Porém, numa sociedade impulsionada pelas conquistas materiais, por indicativos numéricos de sucesso em suas diversas áreas, também é evidente que o sentido individual de felicidade seja variável de acordo com as condições oferecidas para desenvolvimento pessoal. Já no senso coletivo, atenderia bem a PEC n. 19/2010, visto que a concepção objetiva de felicidade se mostra relacionada com os direitos sociais, e promove o desenvolvimento almejado pelo Estado não apenas no aspecto de crescimento econômico, mas no grau de satisfação das necessidades humanas.

Sobre o tema, destaca-se o documentário “Happy”, produzido por Roko Belic, que demonstra de modo impactante como, em diferentes locais e culturas do mundo, é possível alcançar a felicidade, mesmo em condição de miséria, e como é fácil perde-la mesmo diante de sucesso material, o que nem sempre é sinônimo de felicidade genuína. Em todos os exemplos da película, um fator comum: o bom desenvolvimento de relações sociais e a verdadeira satisfação com o local onde se vive como propulsores de bem-estar e plenitude de vida.

O referido documentário não se revela como uma resposta para todos os anseios daqueles que ainda não compreendem quais os caminhos para se atingir a felicidade que tantos pregam, porém demonstra que esta não é um conceito intangível, e que se debruçar para refletir sobre o que de fato é felicidade em meio social é uma tarefa instigante e recompensadora.

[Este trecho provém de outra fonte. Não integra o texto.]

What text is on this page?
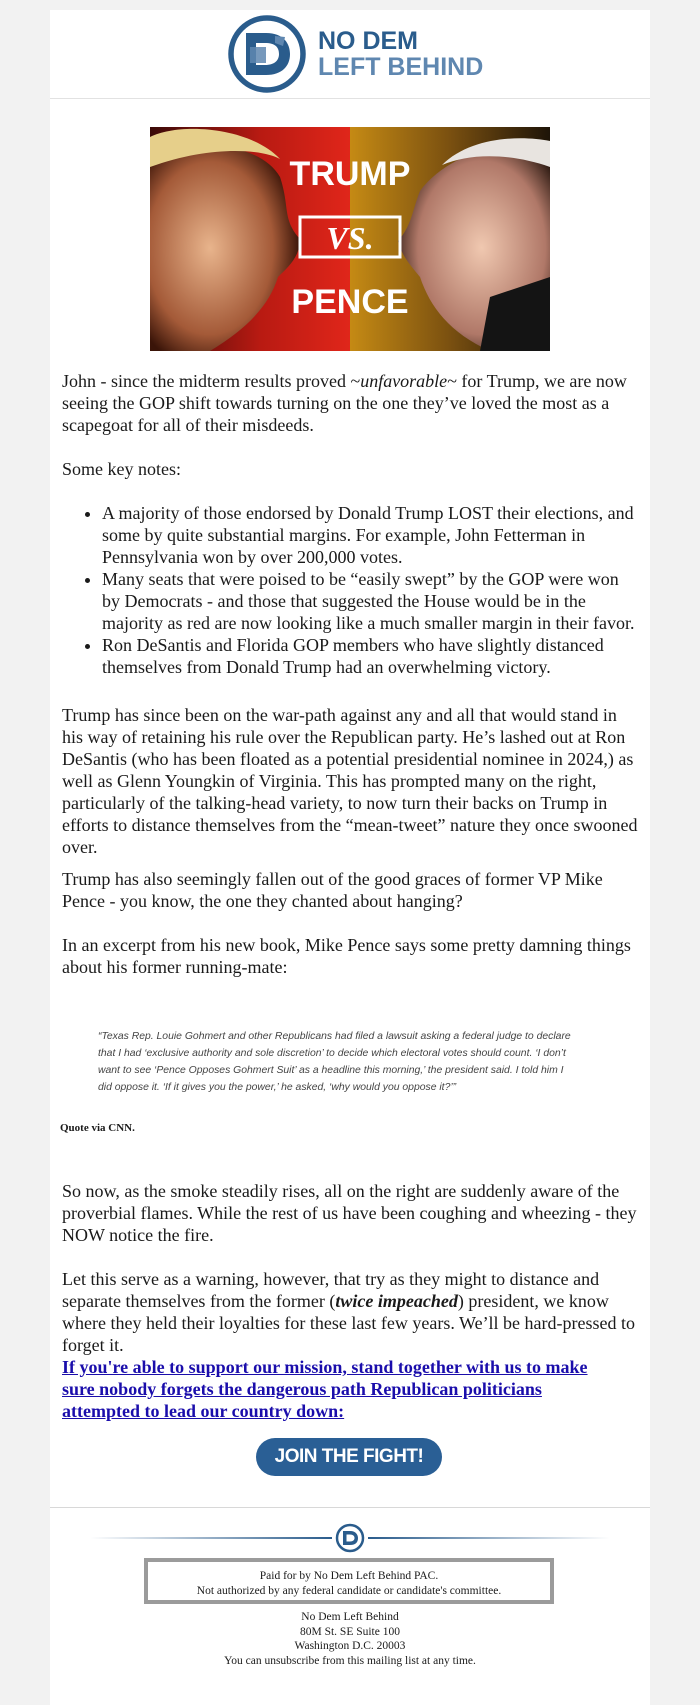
NO DEM
LEFT BEHIND
TRUMP
VS.
PENCE

John - since the midterm results proved ~unfavorable~ for Trump, we are now seeing the GOP shift towards turning on the one they’ve loved the most as a scapegoat for all of their misdeeds.

Some key notes:

• A majority of those endorsed by Donald Trump LOST their elections, and some by quite substantial margins. For example, John Fetterman in Pennsylvania won by over 200,000 votes.
• Many seats that were poised to be “easily swept” by the GOP were won by Democrats - and those that suggested the House would be in the majority as red are now looking like a much smaller margin in their favor.
• Ron DeSantis and Florida GOP members who have slightly distanced themselves from Donald Trump had an overwhelming victory.

Trump has since been on the war-path against any and all that would stand in his way of retaining his rule over the Republican party. He’s lashed out at Ron DeSantis (who has been floated as a potential presidential nominee in 2024,) as well as Glenn Youngkin of Virginia. This has prompted many on the right, particularly of the talking-head variety, to now turn their backs on Trump in efforts to distance themselves from the “mean-tweet” nature they once swooned over.

Trump has also seemingly fallen out of the good graces of former VP Mike Pence - you know, the one they chanted about hanging?

In an excerpt from his new book, Mike Pence says some pretty damning things about his former running-mate:

“Texas Rep. Louie Gohmert and other Republicans had filed a lawsuit asking a federal judge to declare that I had ‘exclusive authority and sole discretion’ to decide which electoral votes should count. ‘I don’t want to see ‘Pence Opposes Gohmert Suit’ as a headline this morning,’ the president said. I told him I did oppose it. ‘If it gives you the power,’ he asked, ‘why would you oppose it?’”
Quote via CNN.

So now, as the smoke steadily rises, all on the right are suddenly aware of the proverbial flames. While the rest of us have been coughing and wheezing - they NOW notice the fire.

Let this serve as a warning, however, that try as they might to distance and separate themselves from the former (twice impeached) president, we know where they held their loyalties for these last few years. We’ll be hard-pressed to forget it.

If you're able to support our mission, stand together with us to make sure nobody forgets the dangerous path Republican politicians attempted to lead our country down:
JOIN THE FIGHT!
Paid for by No Dem Left Behind PAC.
Not authorized by any federal candidate or candidate's committee.
No Dem Left Behind
80M St. SE Suite 100
Washington D.C. 20003
You can unsubscribe from this mailing list at any time.
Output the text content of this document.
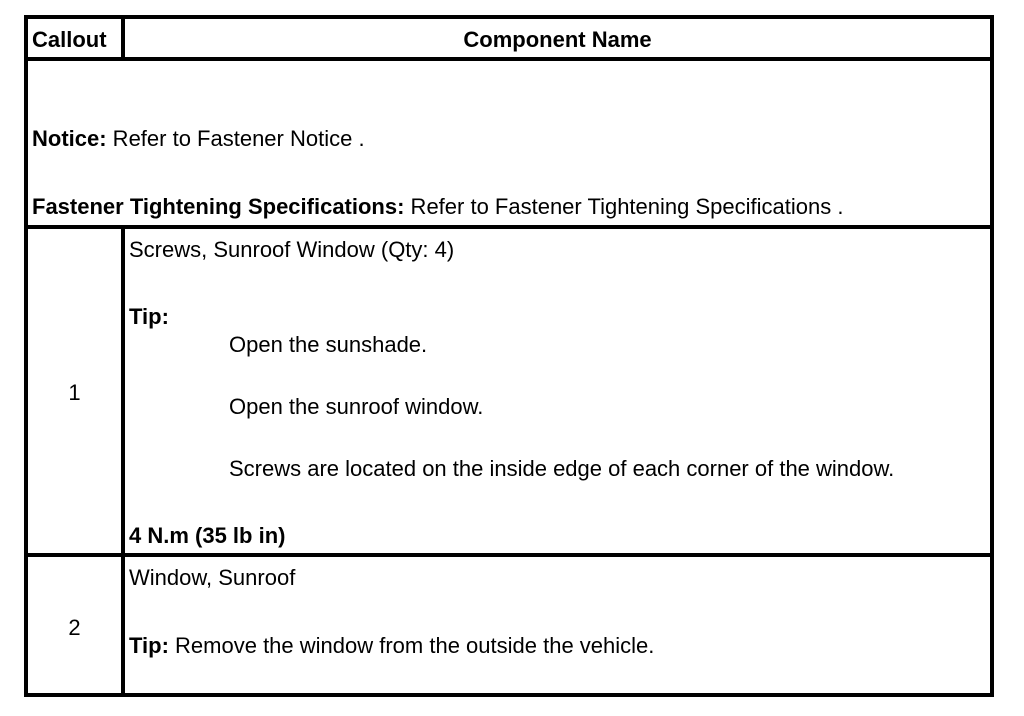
Callout	Component Name
Notice: Refer to Fastener Notice .
Fastener Tightening Specifications: Refer to Fastener Tightening Specifications .
1
Screws, Sunroof Window (Qty: 4)
Tip:
Open the sunshade.
Open the sunroof window.
Screws are located on the inside edge of each corner of the window.
4 N.m (35 lb in)
2
Window, Sunroof
Tip: Remove the window from the outside the vehicle.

Seja no aspecto individual, como no coletivo, a busca da felicidade é um direito, mesmo que não reconhecido no sistema legal brasileiro, e também é um dever de todos aqueles que desejam fazer parte de um ideal plural de desenvolvimento social. Esta preocupação deve estar além da efetivação dos direitos elencados no art. 6° da Constituição Federal, e deve ser um compromisso dos ocupantes de cargos políticos estratégicos, para que assim possamos impulsionar de modo constante o desenvolvimento como disciplina da economia do bem-estar.

Por fim, o Poder Legislativo deve considerar este objetivo na criação de normas, assim como os governos devem eleger a felicidade como prioridade no alcance dos resultados das políticas públicas. Que seja tendência buscar a felicidade individual, mas com fins para o bem comum. Pessoas felizes e satisfeitas são propensas a colaborar com o desenvolvimento. Só assim poderemos ser de verdade a sociedade fraternal que nossos Constituintes imaginaram!


naiara-czarnobai-augusto. Naiara Czarnobai Augusto é Graduada em Direito e Especialista em Direito Penal e Processual Penal. Atualmente trabalha no Núcleo Técnico Especializado e no Núcleo de Inteligência do Centro de Apoio Operacional Técnico do Ministério Público de Santa Catarina, ao qual está vinculado o Laboratório de Tecnologia no Combate à Corrupção e à Lavagem de Dinheiro (LAB-LD) do MPSC. 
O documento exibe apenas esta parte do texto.